Nivolumab for Advanced Renal Cell Carcinoma: 5-Year Survival
Posted: Wednesday, August 14, 2019
Patients with advanced renal cell carcinoma treated with nivolumab alone had a 5-year overall survival rate of 27.7%, according to long-term follow-up data from a phase I trial. The research was published in JAMA Oncology by Suzanne Topalian, MD, of the Johns Hopkins Bloomberg–Kimmel Institute for Cancer Immunotherapy, and colleagues.
“We report, to our knowledge, the longest combined clinical follow-up for patients with multiple cancer types receiving any anti–PD-L1 drug,” the authors wrote.
The phase I dose-escalation trial plus expansion cohort included 34 patients with advanced renal cell carcinoma and 236 patients with lung cancer or melanoma. Patients had received at least one previous treatment, and 72% had received between two and five previous treatments. Patients were enrolled between 2008 and 2011. Clinicians gave patients 0.1, 0.3, 1.0, 3.0, or 10.0 mg/kg of nivolumab every 2 weeks for up to 96 weeks or until progressive disease, complete response, toxicity, or patient withdrawal from the trial.
The median overall survival was 22.4 months. At 3 years, the overall survival rate was 40.1%, and at 5 years, it was 27.7%.
In an analysis that also included the trial’s patients with lung cancer and melanoma, pretreatment liver and bone metastases were independently associated with poorer overall survival.

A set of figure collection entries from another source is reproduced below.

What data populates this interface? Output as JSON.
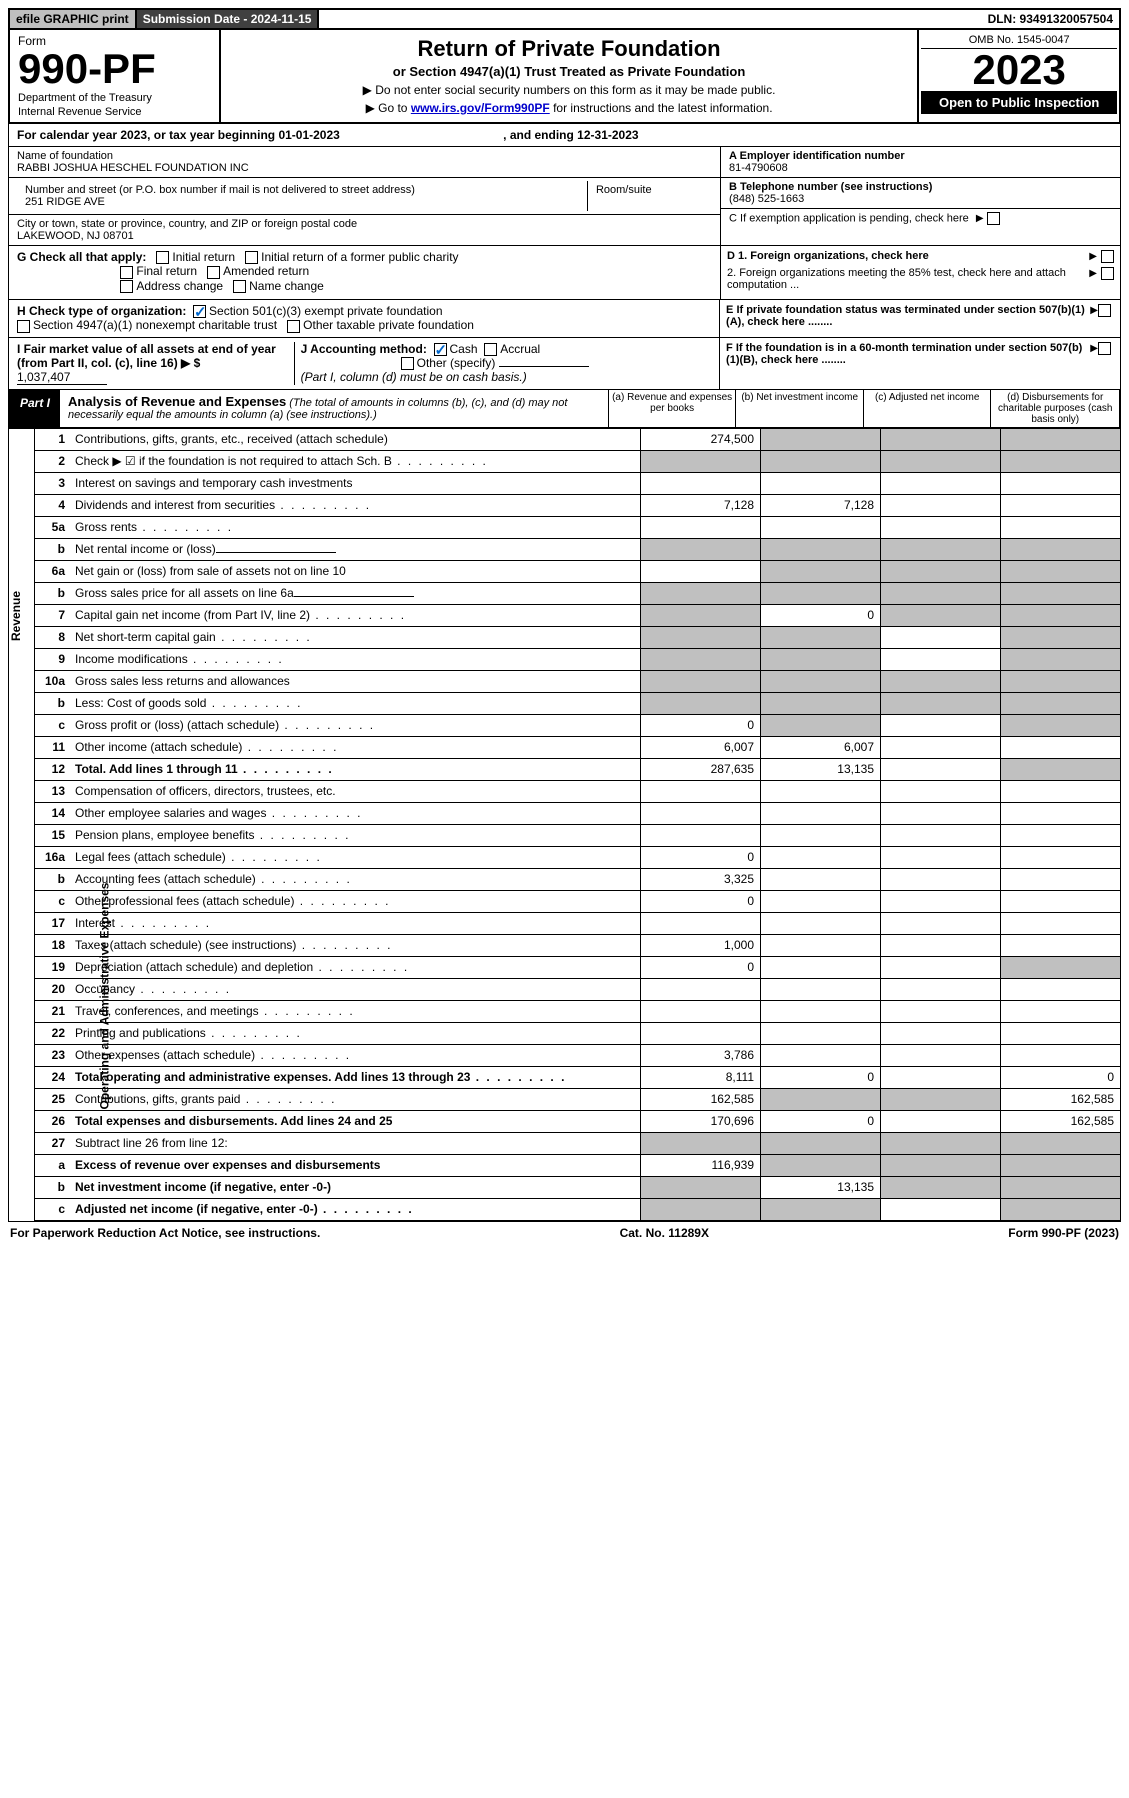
{
  "top": {
    "efile": "efile GRAPHIC print",
    "sub_date_label": "Submission Date - 2024-11-15",
    "dln": "DLN: 93491320057504"
  },
  "header": {
    "form_label": "Form",
    "form_num": "990-PF",
    "dept": "Department of the Treasury",
    "irs": "Internal Revenue Service",
    "title": "Return of Private Foundation",
    "subtitle": "or Section 4947(a)(1) Trust Treated as Private Foundation",
    "inst1": "▶ Do not enter social security numbers on this form as it may be made public.",
    "inst2_pre": "▶ Go to ",
    "inst2_link": "www.irs.gov/Form990PF",
    "inst2_post": " for instructions and the latest information.",
    "omb": "OMB No. 1545-0047",
    "year": "2023",
    "open_pub": "Open to Public Inspection"
  },
  "cal": {
    "text": "For calendar year 2023, or tax year beginning 01-01-2023",
    "end": ", and ending 12-31-2023"
  },
  "info": {
    "name_label": "Name of foundation",
    "name": "RABBI JOSHUA HESCHEL FOUNDATION INC",
    "addr_label": "Number and street (or P.O. box number if mail is not delivered to street address)",
    "addr": "251 RIDGE AVE",
    "room_label": "Room/suite",
    "city_label": "City or town, state or province, country, and ZIP or foreign postal code",
    "city": "LAKEWOOD, NJ  08701",
    "a_label": "A Employer identification number",
    "a_val": "81-4790608",
    "b_label": "B Telephone number (see instructions)",
    "b_val": "(848) 525-1663",
    "c_label": "C If exemption application is pending, check here"
  },
  "g": {
    "label": "G Check all that apply:",
    "o1": "Initial return",
    "o2": "Initial return of a former public charity",
    "o3": "Final return",
    "o4": "Amended return",
    "o5": "Address change",
    "o6": "Name change"
  },
  "d": {
    "d1": "D 1. Foreign organizations, check here",
    "d2": "2. Foreign organizations meeting the 85% test, check here and attach computation ..."
  },
  "h": {
    "label": "H Check type of organization:",
    "o1": "Section 501(c)(3) exempt private foundation",
    "o2": "Section 4947(a)(1) nonexempt charitable trust",
    "o3": "Other taxable private foundation"
  },
  "e": {
    "txt": "E  If private foundation status was terminated under section 507(b)(1)(A), check here ........"
  },
  "i": {
    "label": "I Fair market value of all assets at end of year (from Part II, col. (c), line 16) ▶ $",
    "val": "1,037,407"
  },
  "j": {
    "label": "J Accounting method:",
    "o1": "Cash",
    "o2": "Accrual",
    "o3": "Other (specify)",
    "note": "(Part I, column (d) must be on cash basis.)"
  },
  "f": {
    "txt": "F  If the foundation is in a 60-month termination under section 507(b)(1)(B), check here ........"
  },
  "part1": {
    "tag": "Part I",
    "title": "Analysis of Revenue and Expenses",
    "sub": "(The total of amounts in columns (b), (c), and (d) may not necessarily equal the amounts in column (a) (see instructions).)",
    "ca": "(a)   Revenue and expenses per books",
    "cb": "(b)   Net investment income",
    "cc": "(c)  Adjusted net income",
    "cd": "(d)  Disbursements for charitable purposes (cash basis only)"
  },
  "side": {
    "rev": "Revenue",
    "oae": "Operating and Administrative Expenses"
  },
  "rows": [
    {
      "n": "1",
      "d": "Contributions, gifts, grants, etc., received (attach schedule)",
      "a": "274,500",
      "ga": false,
      "gb": true,
      "gc": true,
      "gd": true
    },
    {
      "n": "2",
      "d": "Check ▶ ☑ if the foundation is not required to attach Sch. B",
      "dots": true,
      "ga": true,
      "gb": true,
      "gc": true,
      "gd": true,
      "noc": true
    },
    {
      "n": "3",
      "d": "Interest on savings and temporary cash investments"
    },
    {
      "n": "4",
      "d": "Dividends and interest from securities",
      "dots": true,
      "a": "7,128",
      "b": "7,128"
    },
    {
      "n": "5a",
      "d": "Gross rents",
      "dots": true
    },
    {
      "n": "b",
      "d": "Net rental income or (loss)",
      "underline": true,
      "gb": true,
      "gc": true,
      "gd": true,
      "ga": true,
      "after_grey": true
    },
    {
      "n": "6a",
      "d": "Net gain or (loss) from sale of assets not on line 10",
      "gb": true,
      "gc": true,
      "gd": true
    },
    {
      "n": "b",
      "d": "Gross sales price for all assets on line 6a",
      "underline": true,
      "ga": true,
      "gb": true,
      "gc": true,
      "gd": true
    },
    {
      "n": "7",
      "d": "Capital gain net income (from Part IV, line 2)",
      "dots": true,
      "ga": true,
      "b": "0",
      "gc": true,
      "gd": true
    },
    {
      "n": "8",
      "d": "Net short-term capital gain",
      "dots": true,
      "ga": true,
      "gb": true,
      "gd": true
    },
    {
      "n": "9",
      "d": "Income modifications",
      "dots": true,
      "ga": true,
      "gb": true,
      "gd": true
    },
    {
      "n": "10a",
      "d": "Gross sales less returns and allowances",
      "box": true,
      "ga": true,
      "gb": true,
      "gc": true,
      "gd": true
    },
    {
      "n": "b",
      "d": "Less: Cost of goods sold",
      "dots": true,
      "box": true,
      "ga": true,
      "gb": true,
      "gc": true,
      "gd": true
    },
    {
      "n": "c",
      "d": "Gross profit or (loss) (attach schedule)",
      "dots": true,
      "a": "0",
      "gb": true,
      "gd": true
    },
    {
      "n": "11",
      "d": "Other income (attach schedule)",
      "dots": true,
      "a": "6,007",
      "b": "6,007"
    },
    {
      "n": "12",
      "d": "Total. Add lines 1 through 11",
      "dots": true,
      "bold": true,
      "a": "287,635",
      "b": "13,135",
      "gd": true
    },
    {
      "n": "13",
      "d": "Compensation of officers, directors, trustees, etc."
    },
    {
      "n": "14",
      "d": "Other employee salaries and wages",
      "dots": true
    },
    {
      "n": "15",
      "d": "Pension plans, employee benefits",
      "dots": true
    },
    {
      "n": "16a",
      "d": "Legal fees (attach schedule)",
      "dots": true,
      "a": "0"
    },
    {
      "n": "b",
      "d": "Accounting fees (attach schedule)",
      "dots": true,
      "a": "3,325"
    },
    {
      "n": "c",
      "d": "Other professional fees (attach schedule)",
      "dots": true,
      "a": "0"
    },
    {
      "n": "17",
      "d": "Interest",
      "dots": true
    },
    {
      "n": "18",
      "d": "Taxes (attach schedule) (see instructions)",
      "dots": true,
      "a": "1,000"
    },
    {
      "n": "19",
      "d": "Depreciation (attach schedule) and depletion",
      "dots": true,
      "a": "0",
      "gd": true
    },
    {
      "n": "20",
      "d": "Occupancy",
      "dots": true
    },
    {
      "n": "21",
      "d": "Travel, conferences, and meetings",
      "dots": true
    },
    {
      "n": "22",
      "d": "Printing and publications",
      "dots": true
    },
    {
      "n": "23",
      "d": "Other expenses (attach schedule)",
      "dots": true,
      "a": "3,786"
    },
    {
      "n": "24",
      "d": "Total operating and administrative expenses. Add lines 13 through 23",
      "dots": true,
      "bold": true,
      "a": "8,111",
      "b": "0",
      "d4": "0"
    },
    {
      "n": "25",
      "d": "Contributions, gifts, grants paid",
      "dots": true,
      "a": "162,585",
      "gb": true,
      "gc": true,
      "d4": "162,585"
    },
    {
      "n": "26",
      "d": "Total expenses and disbursements. Add lines 24 and 25",
      "bold": true,
      "a": "170,696",
      "b": "0",
      "d4": "162,585"
    },
    {
      "n": "27",
      "d": "Subtract line 26 from line 12:",
      "ga": true,
      "gb": true,
      "gc": true,
      "gd": true
    },
    {
      "n": "a",
      "d": "Excess of revenue over expenses and disbursements",
      "bold": true,
      "a": "116,939",
      "gb": true,
      "gc": true,
      "gd": true
    },
    {
      "n": "b",
      "d": "Net investment income (if negative, enter -0-)",
      "bold": true,
      "ga": true,
      "b": "13,135",
      "gc": true,
      "gd": true
    },
    {
      "n": "c",
      "d": "Adjusted net income (if negative, enter -0-)",
      "dots": true,
      "bold": true,
      "ga": true,
      "gb": true,
      "gd": true
    }
  ],
  "footer": {
    "left": "For Paperwork Reduction Act Notice, see instructions.",
    "mid": "Cat. No. 11289X",
    "right": "Form 990-PF (2023)"
  },
  "colors": {
    "grey": "#c0c0c0",
    "link": "#0000cc",
    "check": "#0066cc"
  }
}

In contrast, an Eastern Cooperative Oncology Group performance status of 0 was associated with better survival. Overall survival was longer for those with treatment-related adverse events (median overall survival of 19.8 months) than for those with no such adverse events (median overall survival of 5.8 months). The authors also suggested that objective tumor regression may be “an early surrogate for long-term clinical benefit,” because it was associated with 5-year overall survival.
Disclosure: The study authors’ disclosure information may be found at jamanetwork.com.